Through acts of tikkun olam, Jewish people have longed engaged in good works aimed at improving the conditions of the disadvantaged.
In South Carolina, the disadvantaged includes thousands of women who live in poverty. Their struggle to afford feminine hygiene products impacts their daily lives, and faith groups are looking to help.
"Enabling women to have dignity to go to their jobs and go to school — that’s helping heal the world," said Sharon Hox, president of the Charleston chapter of Hadassah, the Women’s Zionist Organization of America, Inc.
The group recently held a "period party," where volunteers collected just under 300 bags packed with tampons, sanitary pads, wipes and pantyliners for schoolchildren and homeless individuals. The effort seeks to address the issue of "period poverty," which underscores the reality of thousands of women who can't afford feminine hygiene products.
A 2017 survey conducted by Always, a menstrual hygiene brand, showed that one in five girls in the U.S. have either left school early or missed school entirely due to lack of period protection.
Advocates say part of the reason is because the products are not affordable for low-income residents since feminine hygiene items aren't covered by government assistance programs, such as WIC, SNAP or Medicaid, leading some to use socks and plastic bags instead of professional hygiene resources, said Sharron Champion, co-founder of the Greenville-based Homeless Period Project.
Additionally, in S.C., a state where hundreds of thousands of women live in poverty, feminine products aren't exempt from sales taxes.
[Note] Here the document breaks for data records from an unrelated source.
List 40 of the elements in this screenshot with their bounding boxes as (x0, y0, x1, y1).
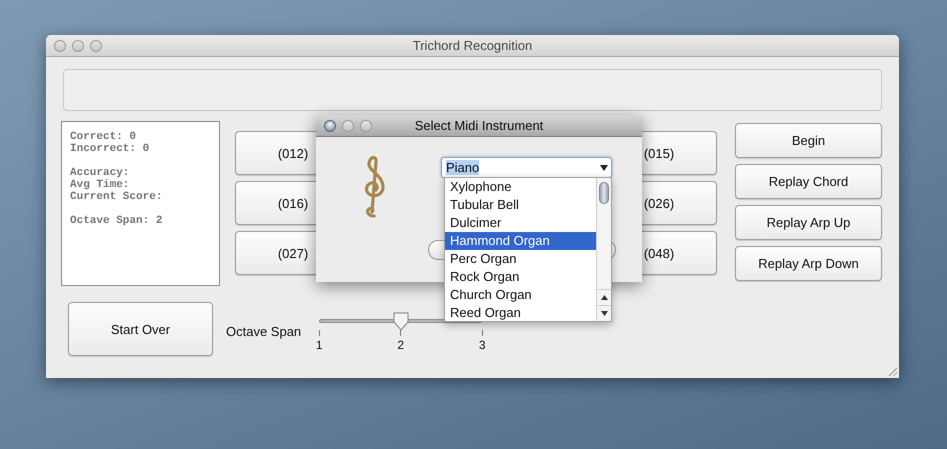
tick-mark (318, 330, 320, 336)
scrollbar[interactable] (596, 178, 611, 321)
dropdown-option[interactable]: Perc Organ (445, 250, 596, 268)
dialog-title: Select Midi Instrument (414, 118, 544, 133)
instrument-dropdown[interactable]: Piano (441, 157, 612, 178)
action-button[interactable]: Replay Arp Up (735, 205, 882, 240)
action-button[interactable]: Replay Arp Down (735, 246, 882, 281)
dropdown-option[interactable]: Church Organ (445, 286, 596, 304)
zoom-button[interactable] (360, 120, 372, 132)
tick-label: 2 (397, 338, 404, 352)
dropdown-option[interactable]: Hammond Organ (445, 232, 596, 250)
window-title: Trichord Recognition (412, 38, 532, 53)
stats-line: Accuracy: (70, 167, 130, 179)
dropdown-value: Piano (446, 160, 480, 175)
stats-line: Correct: 0 (70, 131, 136, 143)
tick-label: 3 (478, 338, 486, 352)
stats-line: Current Score: (70, 191, 162, 203)
tick-label: 1 (316, 338, 322, 352)
dropdown-option[interactable]: Rock Organ (445, 268, 596, 286)
start-over-button[interactable]: Start Over (68, 302, 213, 356)
tick-mark (482, 330, 483, 336)
dropdown-option[interactable]: Xylophone (445, 178, 596, 196)
stats-line: Octave Span: 2 (70, 215, 162, 227)
dropdown-option[interactable]: Reed Organ (445, 304, 596, 322)
slider-label: Octave Span (226, 324, 302, 338)
close-button[interactable] (324, 120, 336, 132)
close-button[interactable] (54, 40, 66, 52)
stats-line: Avg Time: (70, 179, 130, 191)
action-button[interactable]: Replay Chord (735, 164, 882, 199)
action-button[interactable]: Begin (735, 123, 882, 158)
dropdown-option[interactable]: Dulcimer (445, 214, 596, 232)
zoom-button[interactable] (90, 40, 102, 52)
slider-thumb[interactable] (392, 312, 410, 332)
minimize-button[interactable] (342, 120, 354, 132)
minimize-button[interactable] (72, 40, 84, 52)
stats-line: Incorrect: 0 (70, 143, 150, 155)
tick-mark (400, 330, 402, 336)
dropdown-option[interactable]: Tubular Bell (445, 196, 596, 214)
dropdown-arrow-icon[interactable] (600, 164, 608, 170)
scroll-thumb[interactable] (599, 182, 609, 204)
While many are still unaware of the issue, advocates, elected officials and faith leaders have worked in recent years to address the problem.
The Homeless Period Project was established in 2015 when the group began hosting period parties to offer products to schools and shelters.
Since its founding, the Greenville-based period project has helped organize hundreds of parties across the Palmetto State, donated almost 400,000 period packs and established a presence in every middle and high school in South Carolina, Champion said.
Hadassah collaborated with the project in a recent event where volunteers gathered at a private home in West Ashley and assembled hundreds of bags of menstrual hygiene products.
Hox said the group became aware of the issue surrounding period poverty some months ago, but she believes awareness will now begin to rise within the Jewish community.
The group also plans to advocate for a statehouse bill aimed at helping women in need. The measure was introduced by State Rep. Krystle Matthews, D-Ladson, who previously cited the bill as a matter of equality.
The legislation would free the products from being taxed.
“To tax them is to say to women and girls, 'These products are not a necessity,'" Champion said.
Religious leaders and advocacy organizations recognize that shedding the stigma is part of the challenge.
Those who attend period parties are often a bit reserved at first. But after joining an assembly line of volunteers manufacturing bags of feminine products, those who were embarrassed become more comfortable, Champion said.
"You see the stigma wash away," she said.
Champion hopes to expand her organization to more directly address systemic issues, like poverty and joblessness.
Her organization recently received a $10,000 grant to examine the feasibility of attaching a workforce development program to the organization.
She also hopes the Homeless Period Project could, at some point, manufacture menstrual products, giving the organization a regular means of income to sustain the project, as well as developing a yoga program and daycare.